Bursting from this morass on its own unassailable pedestal is the digital download. Regardless of fansub or DVD rip status, the digital download churns at the very atomic core of this industry—fans love them, want them, devour them anyway they can get them; industry types gnash their teeth and hurl veiled obscenities disguised as ill omens towards those purveyors of binary contraband.

It’s really not a good situation, and frankly, being an anime fan at the dawn of 2008 kinda blows.

Now, I utterly hold to my belief that anime companies over the past few years have not shepherded the industry on the proper path. They, for the most part, chose to make a quick buck foisting their wares towards greedy, secular wolves, in the process creating a diametrically opposed consumer-base: part true fan, greater part casual consumer only interested in the most specific of products.

But, my intention is not to lambaste the corporate world. Today, I’d like to address the anime fanbase. You, who just downloaded the third episode of Wolf and Spice; you, who just posted that treatise covering the end meaning of Sky Girls; you, who just spent the last two hours scouring image boards for pictures of Yoko from Tengen Toppa Gurren-Lagann to turn into a sexy desktop wallpaper.

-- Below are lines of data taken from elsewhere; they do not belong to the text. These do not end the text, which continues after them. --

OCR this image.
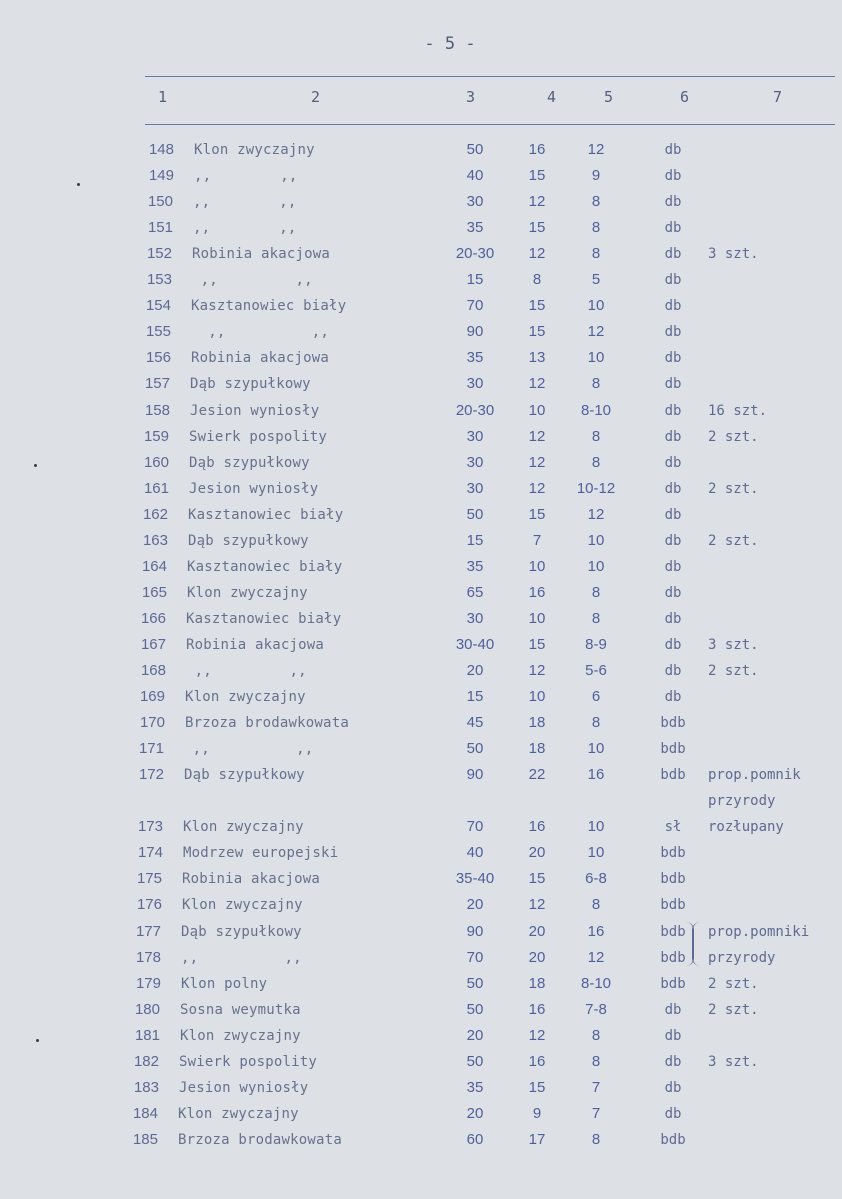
- 5 -
1	2	3	4	5	6	7
148 Klon zwyczajny	50	16	12	db
149 ,,        ,,	40	15	9	db
150 ,,        ,,	30	12	8	db
151 ,,        ,,	35	15	8	db
152 Robinia akacjowa	20-30	12	8	db	3 szt.
153 ,,         ,,	15	8	5	db
154 Kasztanowiec biały	70	15	10	db
155 ,,          ,,	90	15	12	db
156 Robinia akacjowa	35	13	10	db
157 Dąb szypułkowy	30	12	8	db
158 Jesion wyniosły	20-30	10	8-10	db	16 szt.
159 Swierk pospolity	30	12	8	db	2 szt.
160 Dąb szypułkowy	30	12	8	db
161 Jesion wyniosły	30	12	10-12	db	2 szt.
162 Kasztanowiec biały	50	15	12	db
163 Dąb szypułkowy	15	7	10	db	2 szt.
164 Kasztanowiec biały	35	10	10	db
165 Klon zwyczajny	65	16	8	db
166 Kasztanowiec biały	30	10	8	db
167 Robinia akacjowa	30-40	15	8-9	db	3 szt.
168 ,,         ,,	20	12	5-6	db	2 szt.
169 Klon zwyczajny	15	10	6	db
170 Brzoza brodawkowata	45	18	8	bdb
171 ,,          ,,	50	18	10	bdb
172 Dąb szypułkowy	90	22	16	bdb	prop.pomnik
przyrody
173 Klon zwyczajny	70	16	10	sł	rozłupany
174 Modrzew europejski	40	20	10	bdb
175 Robinia akacjowa	35-40	15	6-8	bdb
176 Klon zwyczajny	20	12	8	bdb
177 Dąb szypułkowy	90	20	16	bdb	prop.pomniki
178 ,,          ,,	70	20	12	bdb	przyrody
179 Klon polny	50	18	8-10	bdb	2 szt.
180 Sosna weymutka	50	16	7-8	db	2 szt.
181 Klon zwyczajny	20	12	8	db
182 Swierk pospolity	50	16	8	db	3 szt.
183 Jesion wyniosły	35	15	7	db
184 Klon zwyczajny	20	9	7	db
185 Brzoza brodawkowata	60	17	8	bdb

Please, go ahead, continue downloading as many fansubs as you want, but do remember, the industry does not run off your stunning, and at times downright creepy, devotion to 2D characters or your ability discuss every nuance of each Bleach storyline. Eventually, you absolutely must pry your damp flesh from that oversized computer chair, put on a pair of pants, and trek down to your local video store of choice and buy a few DVDs. Or hell, let your ass graft itself to that pleather casket while you pull out a debit card or two; Mr. USPS and Ms. UPS would be more than happy to deliver a couple shiny, plastic discs right to your doorstep.

Either way, it’s time fans, as a whole, stopped pretending we’re entitled to anime, that these Japanese creators and US licensors owe us for the time wasted watching their products. Anime is not free to create, not free to license, and not free to distribute, so it certainly shouldn’t be free to own.

Again, continue watching fansubs. They’re the best way to find new, titillating shows and to keep current with the anime world’s pulse. What fansubs should never become, and what they unfortunately serve as for far too many, is a surrogate to spending money. They’re a bloated scapegoat, both for fans and for industry types. “Why spend money when I can get a show for free?” “Why spend money on new licenses when they’ll just download the show for free?”

Those who never even consider the purchase of a DVD or constantly find new, exciting, and misguided ways to talk themselves out of opening a wallet, to you all, I say, stop ruining anime for the rest of us. It’s gotten tediously old. No one cares how much you know about the genre or have many series you’ve seen, because eventually, if you and your hoard continue to outnumber those who actually care enough to financial invest, then the only shows left in the US will be Pokemon and the occasional big-name shounen release.

Because as much as I believe the US anime industry will pull itself out of the current slump, with things as they are, I severely doubt any rejuvenation will usher in atop mass multitudes of broad backed brilliant new titles. Instead, it’ll likely come thanks to repackaged, low priced collectors’ sets and cross-media tie-ins.

So to all anime watchers, pay-up or shut-up. If you’ve zero intention of buying any actual DVDs, then don’t flood message boards, chat rooms, and convention panels with your banal, silly criticisms or beat the war drums for companies to license titles you’ll never actually pay for in the first place. Being a fan always consists of more than merely liking things; generally, it also means providing some monetary support, even when what you’re paying for isn’t perfect—pretty much nothing is and expecting such flawlessness is a lie masquerading inside pure absurdity.